Hugh Grant has defended Prince Harry’s decision to “step back” from formal royal duties and seek a self-financed life based partly in Canada.
Speaking on Andy Cohen’s Radio Andy show on Sirius XM, Grant said: “I’m rather on Harry’s side. The tabloid press effectively murdered his mother, now they’re tearing his wife to pieces.”
Grant was reminding listeners of the circumstances surrounding the death of Diana, Princess of Wales, who was in a vehicle being pursued by paparazzi, which then crashed, killing three of the four passengers, in Paris in August 1997.
Grant added: “I think as a man, it’s his job to protect his family, so I’m with him.”
Grant was promoting his new film, The Gentleman, alongside co-stars Charlie Hunnam and Matthew McConaughey. In the film, Grant plays a seedy and unscrupulous tabloid reporter.
Grant has been a vociferous campaigner against press intrusion for nearly 10 years. His activism stepped up after the revelation that the voicemail of murdered teenager Milly Dowler had been hacked by the News of the World.
In 2018, Grant donated a payout from Mirror Group Newspapers to the Hacked Off anti-hacking campaign. MGN apologised to Grant and others for its “morally wrong” actions in hacking their phones.
Speaking to Cohen, Grant described his relationship with the tabloids as “very poor”.

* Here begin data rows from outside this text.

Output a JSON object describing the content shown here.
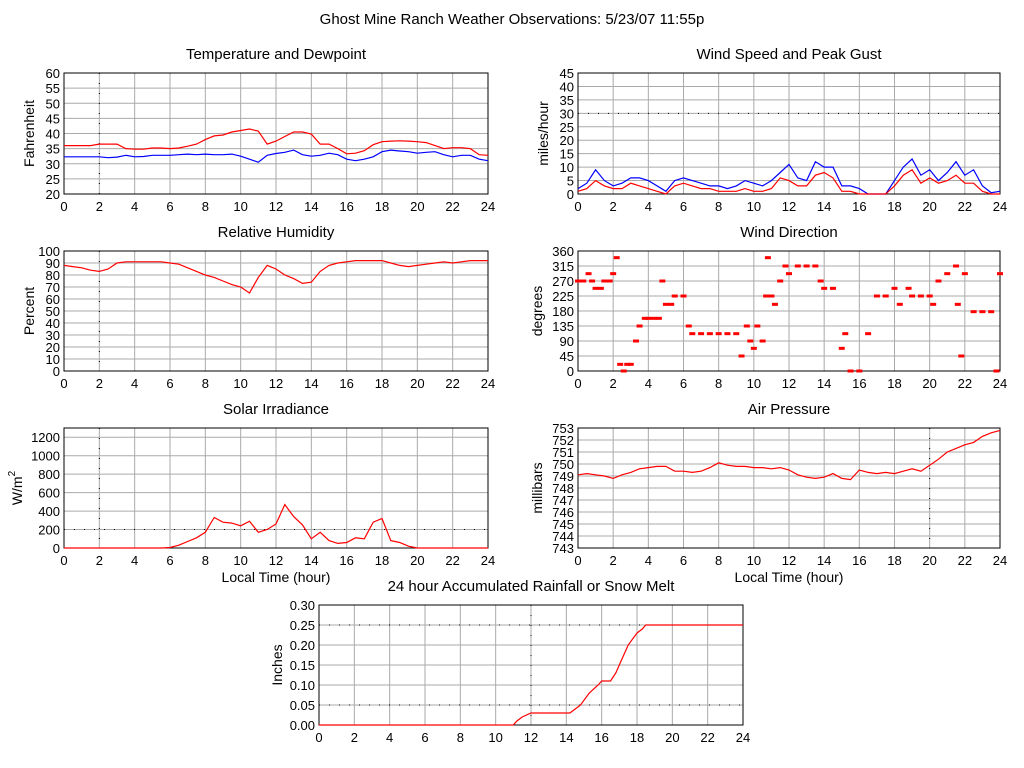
{
  "page_title": "Ghost Mine Ranch Weather Observations: 5/23/07 11:55p",
  "colors": {
    "red": "#ff0000",
    "blue": "#0000ff",
    "grid": "#aaaaaa"
  },
  "chart_data": [
    {
      "id": "temp",
      "type": "line",
      "title": "Temperature and Dewpoint",
      "xlabel": "",
      "ylabel": "Fahrenheit",
      "xlim": [
        0,
        24
      ],
      "ylim": [
        20,
        60
      ],
      "ystep": 5,
      "xstep": 2,
      "grid": true,
      "series": [
        {
          "name": "Temperature",
          "color": "#ff0000",
          "values": [
            36,
            36,
            36,
            36,
            36.5,
            36.5,
            36.5,
            35,
            34.8,
            34.8,
            35.2,
            35.2,
            35,
            35.2,
            35.8,
            36.5,
            38,
            39.2,
            39.5,
            40.5,
            41,
            41.5,
            40.8,
            36.5,
            37.5,
            39,
            40.5,
            40.5,
            39.8,
            36.5,
            36.5,
            35,
            33.3,
            33.5,
            34.3,
            36.3,
            37.3,
            37.5,
            37.6,
            37.5,
            37.3,
            37,
            36,
            35,
            35.3,
            35.3,
            35,
            33,
            32.8
          ]
        },
        {
          "name": "Dewpoint",
          "color": "#0000ff",
          "values": [
            32.3,
            32.3,
            32.3,
            32.3,
            32.3,
            32,
            32.2,
            32.8,
            32.3,
            32.4,
            32.8,
            32.8,
            32.8,
            33,
            33.2,
            33,
            33.2,
            33,
            33,
            33.2,
            32.5,
            31.5,
            30.5,
            32.8,
            33.4,
            33.8,
            34.5,
            33,
            32.5,
            32.8,
            33.5,
            33,
            31.5,
            31,
            31.5,
            32.3,
            34,
            34.5,
            34.2,
            34,
            33.5,
            33.8,
            34,
            33,
            32.3,
            32.8,
            32.8,
            31.5,
            31
          ]
        }
      ]
    },
    {
      "id": "wind",
      "type": "line",
      "title": "Wind Speed and Peak Gust",
      "xlabel": "",
      "ylabel": "miles/hour",
      "xlim": [
        0,
        24
      ],
      "ylim": [
        0,
        45
      ],
      "ystep": 5,
      "xstep": 2,
      "grid": true,
      "series": [
        {
          "name": "Peak Gust",
          "color": "#0000ff",
          "values": [
            2,
            4,
            9,
            5,
            3,
            4,
            6,
            6,
            5,
            3,
            1,
            5,
            6,
            5,
            4,
            3,
            3,
            2,
            3,
            5,
            4,
            3,
            5,
            8,
            11,
            6,
            5,
            12,
            10,
            10,
            3,
            3,
            2,
            0,
            0,
            0,
            5,
            10,
            13,
            7,
            9,
            5,
            8,
            12,
            7,
            9,
            3,
            0.5,
            1
          ]
        },
        {
          "name": "Wind Speed",
          "color": "#ff0000",
          "values": [
            1,
            2,
            5,
            3,
            2,
            2,
            4,
            3,
            2,
            1,
            0,
            3,
            4,
            3,
            2,
            2,
            1,
            1,
            1,
            2,
            1,
            1,
            2,
            6,
            5,
            3,
            3,
            7,
            8,
            6,
            1,
            1,
            0,
            0,
            0,
            0,
            3,
            7,
            9,
            4,
            6,
            4,
            5,
            7,
            4,
            4,
            1,
            0,
            0
          ]
        }
      ]
    },
    {
      "id": "hum",
      "type": "line",
      "title": "Relative Humidity",
      "xlabel": "",
      "ylabel": "Percent",
      "xlim": [
        0,
        24
      ],
      "ylim": [
        0,
        100
      ],
      "ystep": 10,
      "xstep": 2,
      "grid": true,
      "series": [
        {
          "name": "Relative Humidity",
          "color": "#ff0000",
          "values": [
            88,
            87,
            86,
            84,
            83,
            85,
            90,
            91,
            91,
            91,
            91,
            91,
            90,
            89,
            86,
            83,
            80,
            78,
            75,
            72,
            70,
            65,
            78,
            88,
            85,
            80,
            77,
            73,
            74,
            83,
            88,
            90,
            91,
            92,
            92,
            92,
            92,
            90,
            88,
            87,
            88,
            89,
            90,
            91,
            90,
            91,
            92,
            92,
            92
          ]
        }
      ]
    },
    {
      "id": "dir",
      "type": "scatter",
      "title": "Wind Direction",
      "xlabel": "",
      "ylabel": "degrees",
      "xlim": [
        0,
        24
      ],
      "ylim": [
        0,
        360
      ],
      "ystep": 45,
      "xstep": 2,
      "grid": true,
      "series": [
        {
          "name": "Wind Direction",
          "color": "#ff0000",
          "x": [
            0,
            0.3,
            0.6,
            0.8,
            1,
            1.3,
            1.5,
            1.8,
            2,
            2.2,
            2.4,
            2.6,
            2.8,
            3,
            3.3,
            3.5,
            3.8,
            4,
            4.3,
            4.6,
            4.8,
            5,
            5.3,
            5.5,
            6,
            6.3,
            6.5,
            7,
            7.5,
            8,
            8.5,
            9,
            9.3,
            9.6,
            9.8,
            10,
            10.2,
            10.5,
            10.7,
            10.8,
            11,
            11.2,
            11.5,
            11.8,
            12,
            12.5,
            13,
            13.5,
            13.8,
            14,
            14.5,
            15,
            15.2,
            15.5,
            16,
            16.5,
            17,
            17.5,
            18,
            18.3,
            18.8,
            19,
            19.5,
            20,
            20.2,
            20.5,
            21,
            21.5,
            21.6,
            21.8,
            22,
            22.5,
            23,
            23.5,
            23.8,
            24
          ],
          "values": [
            270,
            270,
            292,
            270,
            248,
            248,
            270,
            270,
            292,
            340,
            20,
            0,
            20,
            20,
            90,
            135,
            158,
            158,
            158,
            158,
            270,
            200,
            200,
            225,
            225,
            135,
            112,
            112,
            112,
            112,
            112,
            112,
            45,
            135,
            90,
            68,
            135,
            90,
            225,
            340,
            225,
            200,
            270,
            315,
            292,
            315,
            315,
            315,
            270,
            248,
            248,
            68,
            112,
            0,
            0,
            112,
            225,
            225,
            248,
            200,
            248,
            225,
            225,
            225,
            200,
            270,
            292,
            315,
            200,
            45,
            292,
            178,
            178,
            178,
            0,
            292
          ]
        }
      ]
    },
    {
      "id": "solar",
      "type": "line",
      "title": "Solar Irradiance",
      "xlabel": "Local Time (hour)",
      "ylabel": "W/m",
      "ylabel_sup": "2",
      "xlim": [
        0,
        24
      ],
      "ylim": [
        0,
        1300
      ],
      "ystep": 200,
      "ymax_tick": 1200,
      "xstep": 2,
      "grid": true,
      "series": [
        {
          "name": "Solar Irradiance",
          "color": "#ff0000",
          "values": [
            0,
            0,
            0,
            0,
            0,
            0,
            0,
            0,
            0,
            0,
            0,
            0,
            5,
            30,
            70,
            110,
            170,
            330,
            280,
            270,
            240,
            290,
            170,
            200,
            260,
            470,
            340,
            250,
            100,
            170,
            80,
            50,
            60,
            110,
            100,
            280,
            320,
            80,
            60,
            20,
            0,
            0,
            0,
            0,
            0,
            0,
            0,
            0,
            0
          ]
        }
      ]
    },
    {
      "id": "press",
      "type": "line",
      "title": "Air Pressure",
      "xlabel": "Local Time (hour)",
      "ylabel": "millibars",
      "xlim": [
        0,
        24
      ],
      "ylim": [
        743,
        753
      ],
      "ystep": 1,
      "xstep": 2,
      "grid": true,
      "series": [
        {
          "name": "Air Pressure",
          "color": "#ff0000",
          "values": [
            749.1,
            749.2,
            749.1,
            749,
            748.8,
            749.1,
            749.3,
            749.6,
            749.7,
            749.8,
            749.8,
            749.4,
            749.4,
            749.3,
            749.4,
            749.7,
            750.1,
            749.9,
            749.8,
            749.8,
            749.7,
            749.7,
            749.6,
            749.7,
            749.5,
            749.1,
            748.9,
            748.8,
            748.9,
            749.2,
            748.8,
            748.7,
            749.5,
            749.3,
            749.2,
            749.3,
            749.2,
            749.4,
            749.6,
            749.4,
            749.9,
            750.4,
            751,
            751.3,
            751.6,
            751.8,
            752.3,
            752.6,
            752.8
          ]
        }
      ]
    },
    {
      "id": "rain",
      "type": "line",
      "title": "24 hour Accumulated Rainfall or Snow Melt",
      "xlabel": "",
      "ylabel": "Inches",
      "xlim": [
        0,
        24
      ],
      "ylim": [
        0,
        0.3
      ],
      "ystep": 0.05,
      "xstep": 2,
      "grid": true,
      "series": [
        {
          "name": "Accumulated Rainfall",
          "color": "#ff0000",
          "x": [
            0,
            11,
            11.2,
            11.5,
            12,
            14.2,
            14.5,
            14.8,
            15.3,
            15.8,
            16,
            16.5,
            16.8,
            17,
            17.5,
            18,
            18.3,
            18.5,
            24
          ],
          "values": [
            0,
            0,
            0.01,
            0.02,
            0.03,
            0.03,
            0.04,
            0.05,
            0.08,
            0.1,
            0.11,
            0.11,
            0.13,
            0.15,
            0.2,
            0.23,
            0.24,
            0.25,
            0.25
          ]
        }
      ]
    }
  ]
}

Grant’s defence of Harry again pits him against longtime antagonist Piers Morgan, the former editor of the Daily Mirror with whom Grant frequently clashes on Twitter. Morgan has called the Duke and Duchess of Sussex “the two most spoiled brats in history”.
Grant won considerable acclaim for his portrayal of the disgraced Liberal leader Jeremy Thorpe in the Stephen Frears miniseries A Very English Scandal, which was broadcast in 2018. The Gentleman has earned more mixed reviews so far.
Speaking on Tuesday, the musician Stormzy also came to the couple’s defence, saying there was no “credible” reason for people not to like Meghan.
In an interview with New York radio station Hot 97, he said: “Meghan is a sweet woman, she does her thing … and they just hate her.”
The rapper referred to a clip of Eamonn Holmes on TalkSport, where the presenter says: “I look at her and I think: ‘I don’t think I’d like you.’”
Stormzy said that if those expressing such sentiments were made to write down the reasons for their negativity, they would find there was “nothing credible to it”.
The quote was taken out of context by numerous outlets to imply he believed the UK was entirely racist. “It’s the classic media spin,” he said.
“They know what they’re doing. They’re weaponising what I said. A lot of people thought I was trying to incite division – but that’s what [the media] did, really.”